ENQUÊTE. Conditions de travail dégradées, manque de reconnaissance, stress, déprime… les soignants en ont marre et le font savoir…

La Fédération CFDT santé sociaux s’est engagée depuis octobre 2010 à enquêter sur les conditions de travail des soignants de la fonction publique hospitalière (infirmiers, aides-soignants, agents de service hospitaliers).
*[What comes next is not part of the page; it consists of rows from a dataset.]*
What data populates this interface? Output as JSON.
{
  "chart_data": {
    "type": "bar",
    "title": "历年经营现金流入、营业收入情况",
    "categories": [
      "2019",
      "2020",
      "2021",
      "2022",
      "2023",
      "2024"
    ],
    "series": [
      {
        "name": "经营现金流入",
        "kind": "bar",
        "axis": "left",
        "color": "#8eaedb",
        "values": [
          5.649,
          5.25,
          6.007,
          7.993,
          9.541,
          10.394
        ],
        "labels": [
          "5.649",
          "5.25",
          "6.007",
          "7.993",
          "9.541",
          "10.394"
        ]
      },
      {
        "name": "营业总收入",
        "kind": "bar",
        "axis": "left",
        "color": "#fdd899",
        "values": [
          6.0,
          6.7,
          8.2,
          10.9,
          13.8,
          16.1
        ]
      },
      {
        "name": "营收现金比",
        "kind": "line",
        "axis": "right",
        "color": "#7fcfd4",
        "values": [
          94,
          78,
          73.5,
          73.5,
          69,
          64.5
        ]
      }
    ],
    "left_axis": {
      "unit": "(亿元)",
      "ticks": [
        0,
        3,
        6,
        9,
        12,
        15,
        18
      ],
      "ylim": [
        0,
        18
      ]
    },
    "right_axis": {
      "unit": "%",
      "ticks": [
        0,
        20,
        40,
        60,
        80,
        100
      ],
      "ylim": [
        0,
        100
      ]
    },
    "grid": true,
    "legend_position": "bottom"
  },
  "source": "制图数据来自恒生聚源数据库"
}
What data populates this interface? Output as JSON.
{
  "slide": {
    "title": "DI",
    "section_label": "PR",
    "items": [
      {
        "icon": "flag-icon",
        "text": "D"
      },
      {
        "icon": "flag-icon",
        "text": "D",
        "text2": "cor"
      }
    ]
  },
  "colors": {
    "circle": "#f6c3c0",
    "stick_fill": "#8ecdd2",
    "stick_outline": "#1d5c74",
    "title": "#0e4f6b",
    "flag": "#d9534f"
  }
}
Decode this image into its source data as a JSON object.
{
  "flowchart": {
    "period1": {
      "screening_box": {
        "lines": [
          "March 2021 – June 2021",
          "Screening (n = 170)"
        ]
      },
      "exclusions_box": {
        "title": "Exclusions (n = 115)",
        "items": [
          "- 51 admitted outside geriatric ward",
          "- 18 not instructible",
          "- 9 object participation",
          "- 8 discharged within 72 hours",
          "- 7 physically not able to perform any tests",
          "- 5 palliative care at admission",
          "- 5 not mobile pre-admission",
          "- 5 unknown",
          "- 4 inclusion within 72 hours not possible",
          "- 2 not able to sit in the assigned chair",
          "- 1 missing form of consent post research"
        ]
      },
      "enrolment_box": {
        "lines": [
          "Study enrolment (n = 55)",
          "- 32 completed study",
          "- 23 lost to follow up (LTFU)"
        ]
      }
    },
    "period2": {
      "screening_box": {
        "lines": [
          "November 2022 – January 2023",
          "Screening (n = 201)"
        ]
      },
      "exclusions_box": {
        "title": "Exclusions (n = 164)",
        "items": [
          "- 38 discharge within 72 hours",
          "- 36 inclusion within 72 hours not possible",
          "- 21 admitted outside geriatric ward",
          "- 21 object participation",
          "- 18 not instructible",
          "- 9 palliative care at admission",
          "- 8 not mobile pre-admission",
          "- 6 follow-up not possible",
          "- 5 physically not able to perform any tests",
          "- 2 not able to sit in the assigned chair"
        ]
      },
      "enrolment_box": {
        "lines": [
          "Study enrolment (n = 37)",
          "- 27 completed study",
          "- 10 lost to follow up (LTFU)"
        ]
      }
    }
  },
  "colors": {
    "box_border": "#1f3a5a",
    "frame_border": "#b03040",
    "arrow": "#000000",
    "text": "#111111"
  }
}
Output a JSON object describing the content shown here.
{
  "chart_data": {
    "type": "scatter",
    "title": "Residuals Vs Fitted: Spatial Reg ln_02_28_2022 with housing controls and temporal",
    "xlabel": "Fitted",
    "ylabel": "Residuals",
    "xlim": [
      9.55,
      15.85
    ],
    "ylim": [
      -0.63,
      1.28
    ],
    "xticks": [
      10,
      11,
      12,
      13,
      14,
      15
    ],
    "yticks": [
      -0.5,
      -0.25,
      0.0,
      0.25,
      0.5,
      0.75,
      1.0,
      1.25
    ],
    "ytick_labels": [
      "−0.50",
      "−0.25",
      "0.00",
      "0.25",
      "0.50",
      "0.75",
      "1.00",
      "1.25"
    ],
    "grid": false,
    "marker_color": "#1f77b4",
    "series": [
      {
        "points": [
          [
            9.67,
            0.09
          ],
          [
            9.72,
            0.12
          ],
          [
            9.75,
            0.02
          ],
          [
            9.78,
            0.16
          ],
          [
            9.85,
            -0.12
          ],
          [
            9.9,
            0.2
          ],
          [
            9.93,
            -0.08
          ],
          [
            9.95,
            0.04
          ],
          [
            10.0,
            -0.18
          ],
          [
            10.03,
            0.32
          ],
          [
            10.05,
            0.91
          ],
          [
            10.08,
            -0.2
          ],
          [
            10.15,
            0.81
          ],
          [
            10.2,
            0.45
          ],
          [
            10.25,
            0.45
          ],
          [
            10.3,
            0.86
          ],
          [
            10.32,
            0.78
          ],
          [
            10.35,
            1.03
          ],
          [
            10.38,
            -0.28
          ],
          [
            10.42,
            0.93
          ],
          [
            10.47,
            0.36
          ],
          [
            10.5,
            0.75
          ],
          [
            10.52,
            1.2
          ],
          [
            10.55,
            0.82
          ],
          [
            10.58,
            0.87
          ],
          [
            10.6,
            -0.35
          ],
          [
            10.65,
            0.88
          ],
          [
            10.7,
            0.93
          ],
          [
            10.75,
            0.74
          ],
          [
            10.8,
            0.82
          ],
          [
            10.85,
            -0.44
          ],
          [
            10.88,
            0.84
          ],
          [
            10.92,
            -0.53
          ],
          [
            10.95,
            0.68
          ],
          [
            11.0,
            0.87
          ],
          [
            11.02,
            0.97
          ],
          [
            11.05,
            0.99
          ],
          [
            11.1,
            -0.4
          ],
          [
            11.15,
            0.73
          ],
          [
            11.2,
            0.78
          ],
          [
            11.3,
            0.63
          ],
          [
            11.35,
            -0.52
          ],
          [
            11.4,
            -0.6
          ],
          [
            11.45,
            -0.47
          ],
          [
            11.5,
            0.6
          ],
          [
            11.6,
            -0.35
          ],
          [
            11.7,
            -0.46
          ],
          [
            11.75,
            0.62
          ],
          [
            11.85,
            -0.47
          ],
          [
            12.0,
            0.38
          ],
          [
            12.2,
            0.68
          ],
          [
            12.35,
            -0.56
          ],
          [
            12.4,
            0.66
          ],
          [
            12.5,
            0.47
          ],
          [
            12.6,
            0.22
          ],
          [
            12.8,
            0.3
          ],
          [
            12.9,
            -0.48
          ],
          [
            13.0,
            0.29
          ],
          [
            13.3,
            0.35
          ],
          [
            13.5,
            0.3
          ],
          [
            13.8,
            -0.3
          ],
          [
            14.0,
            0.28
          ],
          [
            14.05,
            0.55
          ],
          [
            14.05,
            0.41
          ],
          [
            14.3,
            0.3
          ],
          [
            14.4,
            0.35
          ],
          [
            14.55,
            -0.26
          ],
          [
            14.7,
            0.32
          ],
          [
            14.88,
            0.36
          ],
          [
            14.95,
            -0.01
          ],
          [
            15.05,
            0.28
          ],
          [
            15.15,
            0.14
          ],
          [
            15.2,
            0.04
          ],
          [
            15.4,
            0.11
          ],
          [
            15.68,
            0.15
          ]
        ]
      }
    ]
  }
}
Elle a ainsi recueilli 38 455 réponses sur 492 établissements publics : un véritable cri de détresse ! L’enquête montre que les personnels soignants ressentent une forte dégradation de leurs conditions de travail (pour 77 %) et que pour 71 % d’entre eux cela a un impact sur leur santé. De nombreux paramètres amènent ou conduisent à une défaillance collective : budgets en baisse, modes de management inadaptés, conflits générationnels, absentéisme, organisation du travail… Si l’analyse ne peut se limiter à parler de réorganisation, celle-ci est pourtant réclamée par 67 % des agents. Quant au manque de reconnaissance dans le travail, seuls 17 % des personnels se sentent reconnus. Les témoignages sont éloquents : « J’ai le sentiment d’être devenue plus administrative que soignante »; « On est obligé de réaliser notre travail à la chaîne avec très peu de temps auprès des patients et des familles »; « J’apprécie mon travail mais le rythme est trop dense et génère du stress »; « Je n’en peux plus de travailler dans l’insécurité pour les patients et pour nous-mêmes »; « le planning le 25 pour le mois suivant… Y’en a marre! »; « Depuis la mise en place des pôles nous sommes des pions. Il n’y a plus de vie d’équipe »; « Je ne prends que trop rarement mon temps de pause, à la longue mon organisme se fatigue »… Pour la CFDT-santé-sociaux, « on va vers une “résignation” des agents, ce qui peut être encore plus grave qu’une “explosion” ». La fédération qui propose de nombreuses pistes d’amélioration (réunion trimestrielle où chacun s’exprime en toute liberté, mise en oeuvre d’indicateurs pour mesurer les causes réelles de l’absentéisme, adapter les secondes parties de carrière, associer l’ensemble des personnels dans toutes les formes de réorganisation/restructuration…) insiste donc sur la « responsabilité sociale » des directeurs d’établissements mais aussi des pouvoirs publics, soulignant la nécessité d’une une véritable politique de
« bien-être au travail ». Xavier Bertrand a les résultats de l’enquête entre les mains…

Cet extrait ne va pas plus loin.